序曲2
今回もちょっと短いです。後にまとめます。
「今日のお客はお二人でありましょうか、神祇局の方」
「ああ、こっちは依頼人だ。久しぶり隘勇線。いい加減名前覚えてくれよ。日食陽だよ」
「失礼いたしました、ソルライト社の方。毎度でありますが、これもけじめであります。免許を拝見」
「すげえ、石神の眷属だ。ほんとにいるんだねえ」
住宅街の奥深く、人一人通れるかどうかの路地裏にその少女はいた。
包帯の目隠しをした車掌姿。手にはカンテラを持っている。
彼女こそ妖し筋の案内人、石神の眷属だ。名前は隘勇線という。
「お客人、妖し筋は初めてでありますか?」
「ああ、一人で行くことはないね。あたしは見ての通り人狼だからさ、こっちの土地とはいまいち合わないみたいなんだ」
「で、ありましょうな。であればこの隘勇線ご案内いたしましょう。免許お返しいたします」
隘勇線は陽に免許を返すとぱちん、と手を叩き首から提げたホイッスルを吹いた。
「乾坤九星八卦よし!」
そしてすりすりとすり足で歩みつつ呪文を唱える。
「次のごとく拝みて曰く。我が身賊中を過ぎる度。我が身魔中を過ぎる度、萬病除癒、所欲随心、急急如律令」
禹歩あるいは反閇と呼ばれる呪術的歩法だ。
「お二人、私のうしろをしっかと歩くように願います。離れれば現世にはもどれますまい」
ぬるりと風景が溶け出す。まるで油を溶かしたかのように風景がぬめり、霞がかる。
ふ、と焦点が合えばそこは異界だった。
重力がめちゃくちゃになった立体な迷路、そういう複雑怪奇な形をした異空間。
ここが妖し筋。
それは神が通る道、それは妖怪が通る道、人ならざる者のための道。
「いつ見てもわけわかんねえな。なんなんだここ」
「だよねえ、あたしも便利なテレポートくらいにしか思ってないけどさ」
ねじれくびれた妖し筋をそろそろと通りながら二人はつぶやく。
「ここは幽世であります。神の住まう常世と人の住まう現世の境界。
故にここは神の道、妖の道。軽々に通って良い場所ではないのであります。
まして人から荒神になった成りたてが住んで良い場所ではないのです。道とは通る場所でありますから」
カンテラの照らす範囲だけがまともに見える。それ以外はキュビズムの彼方だ。
「それって『殺人道化団』のことか?」
「そう本人達は名乗っております。あれは蠅声なす邪神の成りたてであります。
子供を浚ってはサアカスの芸人に仕立て上げているのです。殺人を演目として。
お二方、アレを成敗しにいくのでありましょう?いささか力不足かもしれませんが、頼もしいのであります。
あのような五月蠅い連中に居座られては困りますから」
白い顔を歪ませて隘勇線は苦々しく愚痴る。

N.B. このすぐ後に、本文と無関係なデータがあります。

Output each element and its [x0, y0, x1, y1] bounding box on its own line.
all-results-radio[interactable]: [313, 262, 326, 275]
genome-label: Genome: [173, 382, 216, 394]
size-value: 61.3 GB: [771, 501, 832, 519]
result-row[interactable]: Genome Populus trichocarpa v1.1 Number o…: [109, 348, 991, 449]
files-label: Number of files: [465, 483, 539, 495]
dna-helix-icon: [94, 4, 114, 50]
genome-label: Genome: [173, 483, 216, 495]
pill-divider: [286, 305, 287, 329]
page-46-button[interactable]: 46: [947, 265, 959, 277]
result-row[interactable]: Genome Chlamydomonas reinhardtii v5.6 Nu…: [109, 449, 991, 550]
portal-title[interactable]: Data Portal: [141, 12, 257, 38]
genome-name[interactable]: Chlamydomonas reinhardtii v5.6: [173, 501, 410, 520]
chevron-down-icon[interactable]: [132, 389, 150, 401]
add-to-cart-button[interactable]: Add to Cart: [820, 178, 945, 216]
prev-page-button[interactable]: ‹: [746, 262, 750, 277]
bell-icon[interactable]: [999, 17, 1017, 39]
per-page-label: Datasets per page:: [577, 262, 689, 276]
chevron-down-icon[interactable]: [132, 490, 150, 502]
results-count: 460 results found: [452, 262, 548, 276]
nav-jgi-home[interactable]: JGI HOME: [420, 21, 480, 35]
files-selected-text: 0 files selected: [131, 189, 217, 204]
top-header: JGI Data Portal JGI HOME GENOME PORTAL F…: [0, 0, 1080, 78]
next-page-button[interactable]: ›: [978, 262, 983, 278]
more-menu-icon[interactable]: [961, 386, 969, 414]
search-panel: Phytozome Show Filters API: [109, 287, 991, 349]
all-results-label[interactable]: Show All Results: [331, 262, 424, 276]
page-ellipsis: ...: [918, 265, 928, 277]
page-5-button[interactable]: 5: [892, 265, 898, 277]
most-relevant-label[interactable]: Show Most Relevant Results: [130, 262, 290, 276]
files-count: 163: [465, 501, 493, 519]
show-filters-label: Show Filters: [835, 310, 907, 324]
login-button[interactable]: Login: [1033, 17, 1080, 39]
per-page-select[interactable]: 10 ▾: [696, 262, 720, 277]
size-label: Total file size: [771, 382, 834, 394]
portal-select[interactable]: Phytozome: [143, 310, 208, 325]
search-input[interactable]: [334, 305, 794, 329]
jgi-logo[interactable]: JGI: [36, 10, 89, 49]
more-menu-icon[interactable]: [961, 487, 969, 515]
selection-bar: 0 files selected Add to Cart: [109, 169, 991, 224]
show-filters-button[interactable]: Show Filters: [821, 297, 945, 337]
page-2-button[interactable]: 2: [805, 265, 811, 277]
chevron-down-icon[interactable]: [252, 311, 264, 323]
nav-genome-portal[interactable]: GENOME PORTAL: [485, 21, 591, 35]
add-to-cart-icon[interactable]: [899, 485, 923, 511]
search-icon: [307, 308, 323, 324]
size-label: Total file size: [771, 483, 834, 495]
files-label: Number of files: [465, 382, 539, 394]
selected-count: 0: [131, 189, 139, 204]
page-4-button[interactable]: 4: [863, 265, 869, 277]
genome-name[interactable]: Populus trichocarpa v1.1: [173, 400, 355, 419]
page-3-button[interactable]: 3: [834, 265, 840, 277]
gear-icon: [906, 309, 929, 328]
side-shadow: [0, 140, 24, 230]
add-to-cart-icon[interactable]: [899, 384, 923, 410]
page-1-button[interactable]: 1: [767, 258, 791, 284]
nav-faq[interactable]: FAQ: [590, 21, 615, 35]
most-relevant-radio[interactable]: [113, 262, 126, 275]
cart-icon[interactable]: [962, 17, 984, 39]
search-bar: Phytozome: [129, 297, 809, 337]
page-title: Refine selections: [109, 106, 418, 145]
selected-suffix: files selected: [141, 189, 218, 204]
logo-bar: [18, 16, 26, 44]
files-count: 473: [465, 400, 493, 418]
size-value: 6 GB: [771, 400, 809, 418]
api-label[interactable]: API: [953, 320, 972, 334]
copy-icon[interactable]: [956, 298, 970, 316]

意外とおしゃべり好きな案内人なのだ。
「ああ、狼から仲間を取り上げるのがどういうことかあいつらに教えてやるよ」
「ったく集団戦は面倒なんだよなあ……でも仕事はきっちりするよ」
「いまいち軽いねえ……でも、あたしの後ろは頼んだよ」
そうして、音楽が聞こえる。光が見える。
サーカスの陽気な曲とまばゆい灯りだ。
「さ、もうすぐでありますよ。生きていれば迎えにゆきますので」
「あんたは高見の見物かい?」
「あくまで案内人でありますから」
「ま、それもそうか……行くよ、覚悟はいいかい?」
「問題ない、いつでも行けるぜ」
陽がすらりと腰に差し込んだバスタードソードを抜く。丸木戸の研いだ剣だ。
ぎらりとした真夏の太陽のような輝きが血に染まるのを待っている。